Similar to other blockchains, “blocks” of transactions submitted by users of the Solana network get added to the chain by validators – a large community of hardware operators that help run the network behind the scenes.
Solana, like many of its peer networks, allows users to attach a “priority fee” to help ensure transactions are added to a block – an allotment of tokens paid to validators as an incentive to give a transaction a coveted block spot.
Unlike on Ethereum, where higher-paying transactions generally have a better chance of reaching the network, priority fees on Solana are frequently ignored. Every so often, this means that a user will pay a high fee and still see their transaction fail or, conversely, see it succeed alongside a bunch of transactions that paid less in fees and were processed anyway.
There are plenty of reasons why Solana’s fee-accounting system doesn’t work as intended, including that the fees can be difficult for protocols to implement: Many Solana developers appear to have ignored priority fees when building out their programs, and the Solana Foundation has begun explicitly urging developers to implement the tech as a way to improve network performance.
According to Yakovenko, future Solana updates are likely to target how priority fees are accounted for and used to schedule transactions. “There’s a bunch of fixes to how transaction flow and scheduling works that are coming up in [upgrade] 1.18,” which is expected sometime in April, said Yakovenko.
Even with the updates, fixing Solana’s transaction-scheduling mechanism by improving the priority fee system will ultimately present a challenge: “Nobody wants a lot of fees to go as high as Ethereum just to make it easier for that $200 fee-paying transaction to land faster,” Yakovenko said.
Solana, in contrast to Ethereum, was specifically designed to keep costs down – in part by removing the ability for people to pay big money for preferential treatment. “These are challenging constraints we put on ourselves,” said Yakovenko, “but people obviously see the benefit of it.”
For Solana to scale without compromising on its core ethos, it will need its network capacity to expand without increasing fees for users.

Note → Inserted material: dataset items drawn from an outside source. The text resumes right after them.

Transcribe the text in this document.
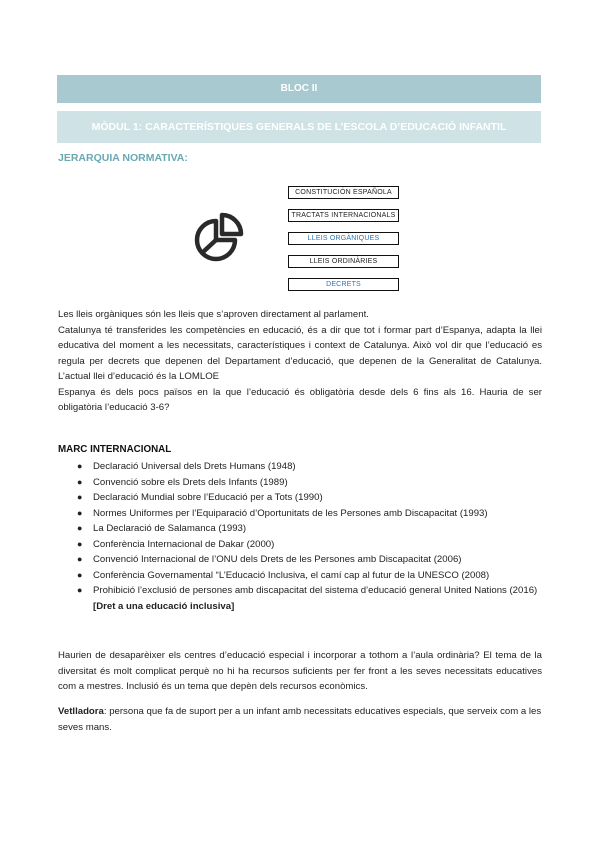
BLOC II
MÒDUL 1: CARACTERÍSTIQUES GENERALS DE L’ESCOLA D’EDUCACIÓ INFANTIL
JERARQUIA NORMATIVA:
CONSTITUCIÓN ESPAÑOLA
TRACTATS INTERNACIONALS
LLEIS ORGÀNIQUES
LLEIS ORDINÀRIES
DECRETS

Les lleis orgàniques són les lleis que s’aproven directament al parlament.

Catalunya té transferides les competències en educació, és a dir que tot i formar part d’Espanya, adapta la llei educativa del moment a les necessitats, característiques i context de Catalunya. Això vol dir que l’educació es regula per decrets que depenen del Departament d’educació, que depenen de la Generalitat de Catalunya. L’actual llei d’educació és la LOMLOE

Espanya és dels pocs països en la que l’educació és obligatòria desde dels 6 fins als 16. Hauria de ser obligatòria l’educació 3-6?

MARC INTERNACIONAL
● Declaració Universal dels Drets Humans (1948)
● Convenció sobre els Drets dels Infants (1989)
● Declaració Mundial sobre l’Educació per a Tots (1990)
● Normes Uniformes per l’Equiparació d’Oportunitats de les Persones amb Discapacitat (1993)
● La Declaració de Salamanca (1993)
● Conferència Internacional de Dakar (2000)
● Convenció Internacional de l’ONU dels Drets de les Persones amb Discapacitat (2006)
● Conferència Governamental “L’Educació Inclusiva, el camí cap al futur de la UNESCO (2008)
● Prohibició l’exclusió de persones amb discapacitat del sistema d’educació general United Nations (2016) [Dret a una educació inclusiva]

Haurien de desaparèixer els centres d’educació especial i incorporar a tothom a l’aula ordinària? El tema de la diversitat és molt complicat perquè no hi ha recursos suficients per fer front a les seves necessitats educatives com a mestres. Inclusió és un tema que depèn dels recursos econòmics.

Vetlladora: persona que fa de suport per a un infant amb necessitats educatives especials, que serveix com a les seves mans.
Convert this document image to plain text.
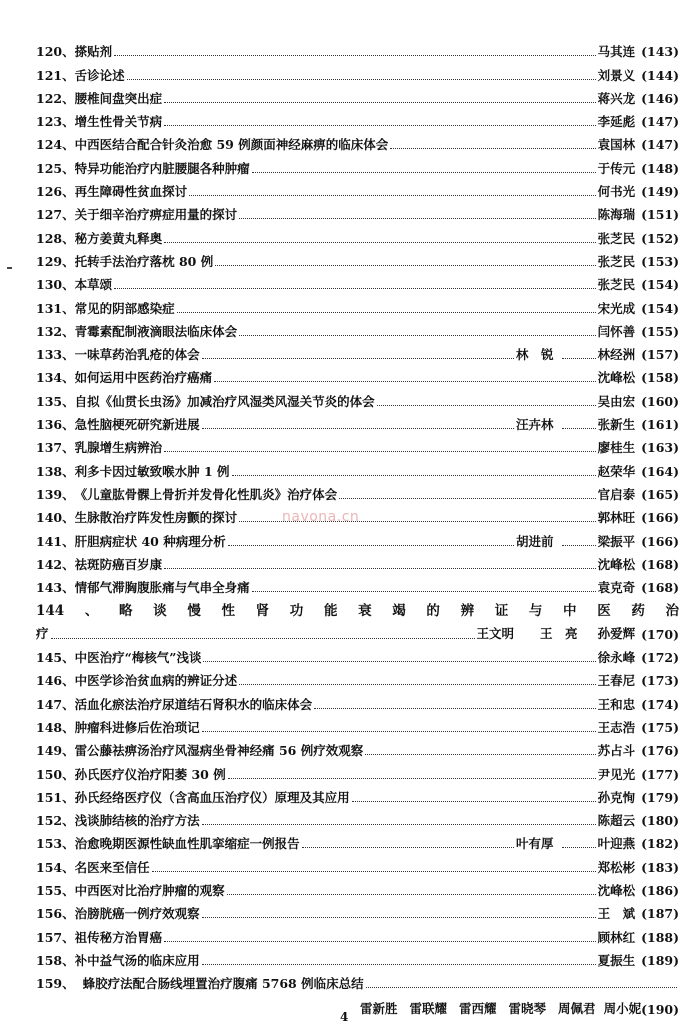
120、 搽贴剂	马其连 (143)
121、 舌诊论述	刘景义 (144)
122、 腰椎间盘突出症	蒋兴龙 (146)
123、 增生性骨关节病	李延彪 (147)
124、 中西医结合配合针灸治愈 59 例颜面神经麻痹的临床体会	袁国林 (147)
125、 特异功能治疗内脏腰腿各种肿瘤	于传元 (148)
126、 再生障碍性贫血探讨	何书光 (149)
127、 关于细辛治疗痹症用量的探讨	陈海瑞 (151)
128、 秘方姜黄丸释奥	张芝民 (152)
129、 托转手法治疗落枕 80 例	张芝民 (153)
130、 本草颂	张芝民 (154)
131、 常见的阴部感染症	宋光成 (154)
132、 青霉素配制液滴眼法临床体会	闫怀善 (155)
133、 一味草药治乳疮的体会	林　锐	林经洲 (157)
134、 如何运用中医药治疗癌痛	沈峰松 (158)
135、 自拟《仙贯长虫汤》加减治疗风湿类风湿关节炎的体会	吴由宏 (160)
136、 急性脑梗死研究新进展	汪卉林	张新生 (161)
137、 乳腺增生病辨治	廖桂生 (163)
138、 利多卡因过敏致喉水肿 1 例	赵荣华 (164)
139、 《儿童肱骨髁上骨折并发骨化性肌炎》治疗体会	官启泰 (165)
140、 生脉散治疗阵发性房颤的探讨	郭林旺 (166)
141、 肝胆病症状 40 种病理分析	胡进前	梁振平 (166)
142、 祛斑防癌百岁康	沈峰松 (168)
143、 情郁气滞胸腹胀痛与气串全身痛	袁克奇 (168)
144 、 略 谈 慢 性 肾 功 能 衰 竭 的 辨 证 与 中 医 药 治
疗	王文明 王　亮 孙爱辉 (170)
145、 中医治疗“梅核气”浅谈	徐永峰 (172)
146、 中医学诊治贫血病的辨证分述	王春尼 (173)
147、 活血化瘀法治疗尿道结石肾积水的临床体会	王和忠 (174)
148、 肿瘤科进修后佐治琐记	王志浩 (175)
149、 雷公藤祛痹汤治疗风湿病坐骨神经痛 56 例疗效观察	苏占斗 (176)
150、 孙氏医疗仪治疗阳萎 30 例	尹见光 (177)
151、 孙氏经络医疗仪（含高血压治疗仪）原理及其应用	孙克恂 (179)
152、 浅谈肺结核的治疗方法	陈超云 (180)
153、 治愈晚期医源性缺血性肌挛缩症一例报告	叶有厚	叶迎燕 (182)
154、 名医来至信任	郑松彬 (183)
155、 中西医对比治疗肿瘤的观察	沈峰松 (186)
156、 治膀胱癌一例疗效观察	王　斌 (187)
157、 祖传秘方治胃癌	顾林红 (188)
158、 补中益气汤的临床应用	夏振生 (189)
159、 蜂胶疗法配合肠线埋置治疗腹痛 5768 例临床总结
雷新胜 雷联耀 雷西耀 雷晓琴 周佩君 周小妮 (190)
navona.cn
4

Beyond making some additional tweaks to how transactions are scheduled, Solana will probably need to expand the size of its blocks.
Yakovenko frequently talks about how Solana, in contrast to other networks, is designed to scale with hardware; the chain’s proof-of-history model is supposed to increase transaction capacity as validators adopt more powerful machines to interact with the network.
Solana isn’t really taking advantage of its hardware-scaling abilities, however, if it doesn’t expand block sizes. For a network that has struggled in the past with reliability, a change to block sizes would be major, and despite Yakovenko advocating on X for an increase to block sizes, he wouldn’t say whether more changes to block sizes would be coming anytime soon.
Solana has addressed the network struggles in an official note on its website, calling out priority fees, the 1.18 upgrade, and other measures that it is taking in the short-term to improve performance for users.
Bigger picture changes to the Solana network will take time, however, and the ecosystem’s co-founder is urging patience.
“There’s about one major release per year on Ethereum. There’s three or four in Solana,” said Yakovenko. “Solana moves quite a bit faster than that, but it’s still not instant.”